Pensées diverses II – Fragment n° 5 / 37 – Papier original : RO 75-1

Copies manuscrites du XVIIe s. : C1 : n° 105 p. 349 v°-351  / C2 : p. 305

Éditions de Port-Royal : Chap. XXIX - Pensées morales : 1669 et janvier 1670 p. 282-283 / 1678 n° 27 p. 279-280

Éditions savantes : Faugère I, 197, LVIII / Havet VI.20 / Brunschvicg 455 / Tourneur p. 84-1 / Le Guern 509 / Lafuma 597 (série XXIV) / Sellier 494

 

 

 

 

 

Dans l’édition de Port-Royal

 

Chap. XXIX - Pensées morales : 1669 et janvier 1670 p. 282-283 / 1678 n° 27 p. 279-280

       

 

Différences constatées par rapport au manuscrit original

 

 

Ed. janvier 1670 1

Transcription du manuscrit

 

Le mot de moi dont l’auteur se sert dans la pensée suivante, ne signifie que l’amour propre. C’est un terme dont il avait accoutumé de se servir avec quelques-uns de ses amis.

 

 Le moi est haïssable. Ainsi ceux qui ne l’ôtent pas, et qui se contentent seulement de le couvrir, sont toujours haïssables. Point du tout, direz-vous ; car en agissant comme nous faisons obligeamment pour tout le monde, on n’a pas sujet de nous haïr. Cela est vrai, si on ne haïssait dans le moi que le déplaisir qui nous en revient. Mais si je le hais, parce qu’il est injuste, et qu’il se fait 2 centre de tout, je le haïrai toujours. En un mot le moi a deux qualités ; il est injuste en soi, en ce qu’il se fait centre de tout ; il est incommode aux autres, en ce qu’il les veut asservir ; car chaque moi est l’ennemi, et voudrait être le tyran de tous les autres. Vous en ôtez l’incommodité, mais non pas l’injustice ; et ainsi vous ne le rendez pas aimable à ceux qui en haïssent l’injustice : vous ne le rendez aimable qu’aux injustes, qui n’y trouvent plus leur ennemi ; et ainsi vous demeurez injuste, et ne pouvez plaire qu’aux injustes.

 

 

 

 

 

Le moi est haïssable. Vous, Mitton, le couvrez, vous ne l’ôtez point pour cela. Vous êtes donc toujours haïssable.

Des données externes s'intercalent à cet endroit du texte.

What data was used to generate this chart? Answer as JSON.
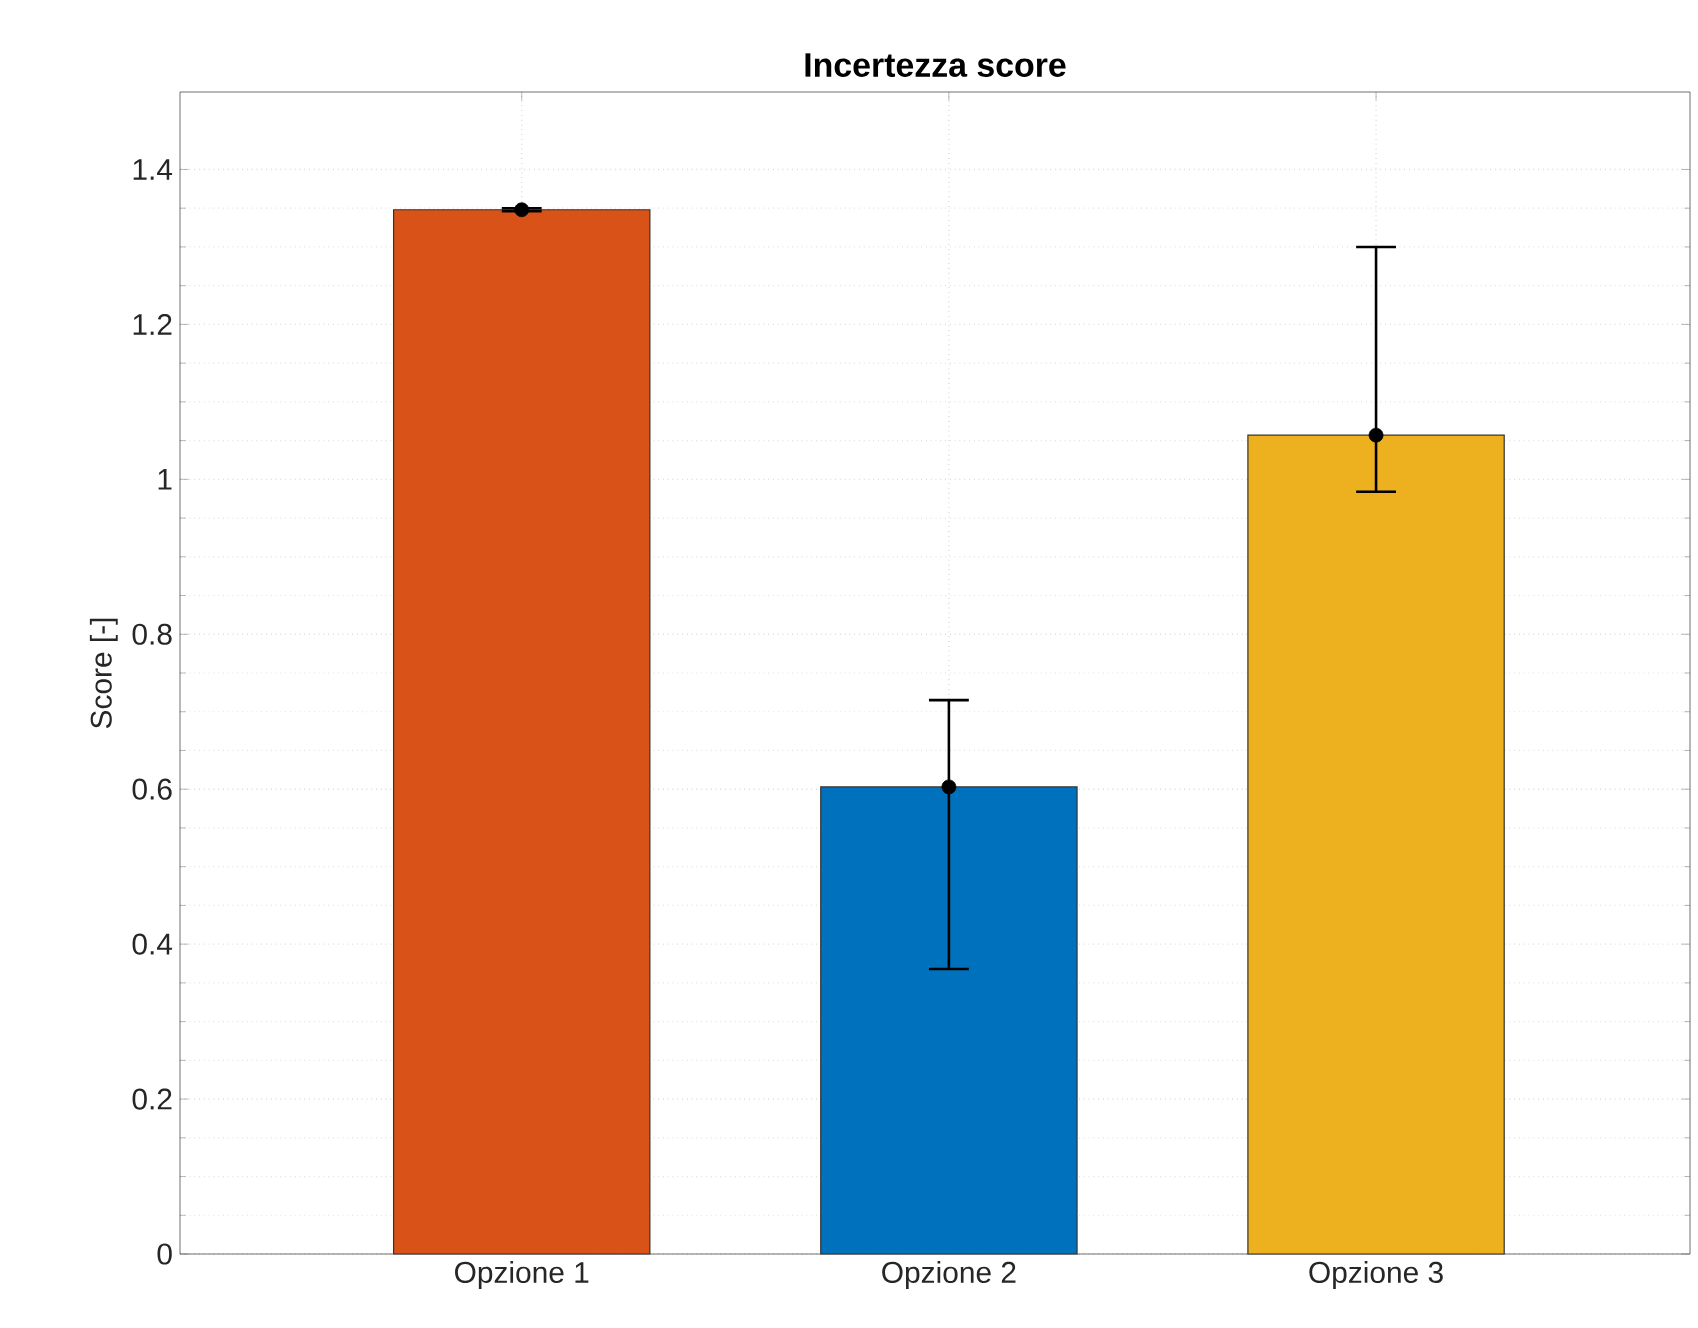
{
  "chart_data": {
    "type": "bar",
    "title": "Incertezza score",
    "ylabel": "Score [-]",
    "categories": [
      "Opzione 1",
      "Opzione 2",
      "Opzione 3"
    ],
    "series": [
      {
        "type": "bar",
        "values": [
          1.348,
          0.603,
          1.057
        ],
        "colors": [
          "#d95319",
          "#0072bd",
          "#edb120"
        ]
      },
      {
        "type": "scatter",
        "color": "#000000",
        "x": [
          "Opzione 1",
          "Opzione 2",
          "Opzione 3"
        ],
        "values": [
          1.348,
          0.603,
          1.057
        ],
        "errors": [
          [
            1.346,
            1.35
          ],
          [
            0.368,
            0.715
          ],
          [
            0.984,
            1.3
          ]
        ]
      }
    ],
    "ylim": [
      0,
      1.5
    ],
    "yticks": [
      0,
      0.2,
      0.4,
      0.6,
      0.8,
      1,
      1.2,
      1.4
    ],
    "grid": true,
    "marker": "circle"
  }
}
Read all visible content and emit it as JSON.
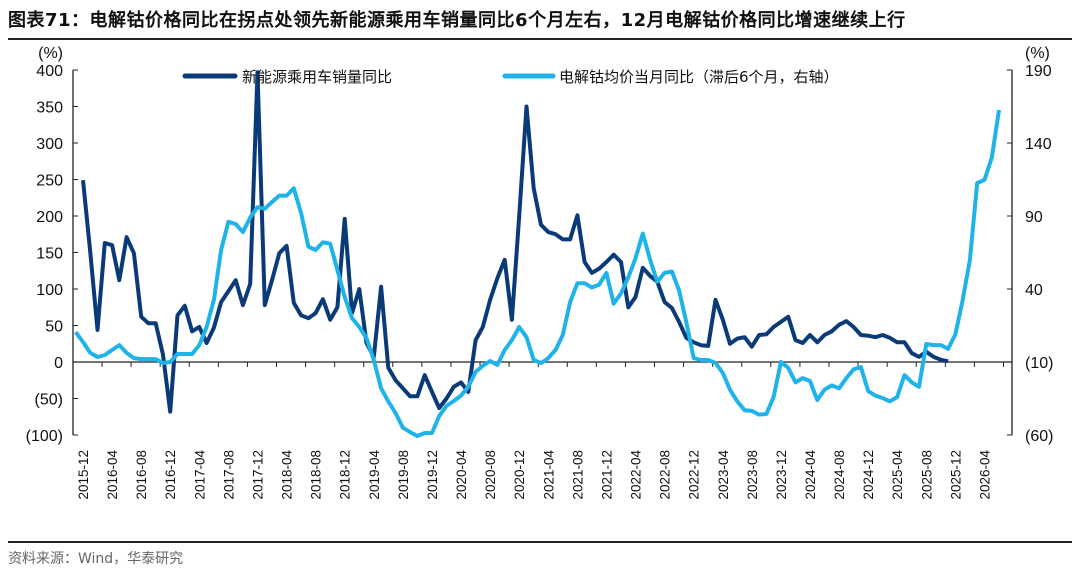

Point, car en agissant comme nous faisons obligeamment pour tout le monde, on n’a plus sujet de nous haïr. Cela est vrai, si on ne haïssait dans le moi que le déplaisir qui nous en revient.

Mais si je le hais parce qu’il est injuste qu’il se fasse centre de tout, je le haïrai toujours.

En un mot le moi a deux qualités. Il est injuste en soi en ce qu’il se fait centre de tout ; il est incommode aux autres en ce qu’il les veut asservir, car chaque moi est l’ennemi et voudrait être le tyran de tous les autres. Vous en ôtez l’incommodité, mais non pas l’injustice.

Et ainsi vous ne le rendez pas aimable à ceux qui en haïssent l’injustice. Vous ne le rendez aimable qu’aux injustes qui n’y trouvent plus leur ennemi. Et ainsi vous demeurez injuste, et ne pouvez plaire qu’aux injustes.

 

 

1 Conventions : rose = glose des éditeurs ; vert = correction des éditeurs ; marron = texte non retenu par les éditeurs.

2 La différence provient des Copies C1 et C2.

 

Commentaire

 

L’avertissement de l’édition de Port-Royal, qui réduit le moi à l’amour propre a suscité des discussions dont on trouvera un exemple dans l’article de Meurillon Christian, “Un concept problématique dans les Pensées : le moi”, Méthodes chez Pascal, Paris, P.U.F., 1979, p. 269-284.

Les éditeurs suppriment le nom de Mitton, comme il est normal dans un ouvrage destiné au public.

La vivacité du dialogue est affadie, au profit d’une expression qui approche du sermon magistral.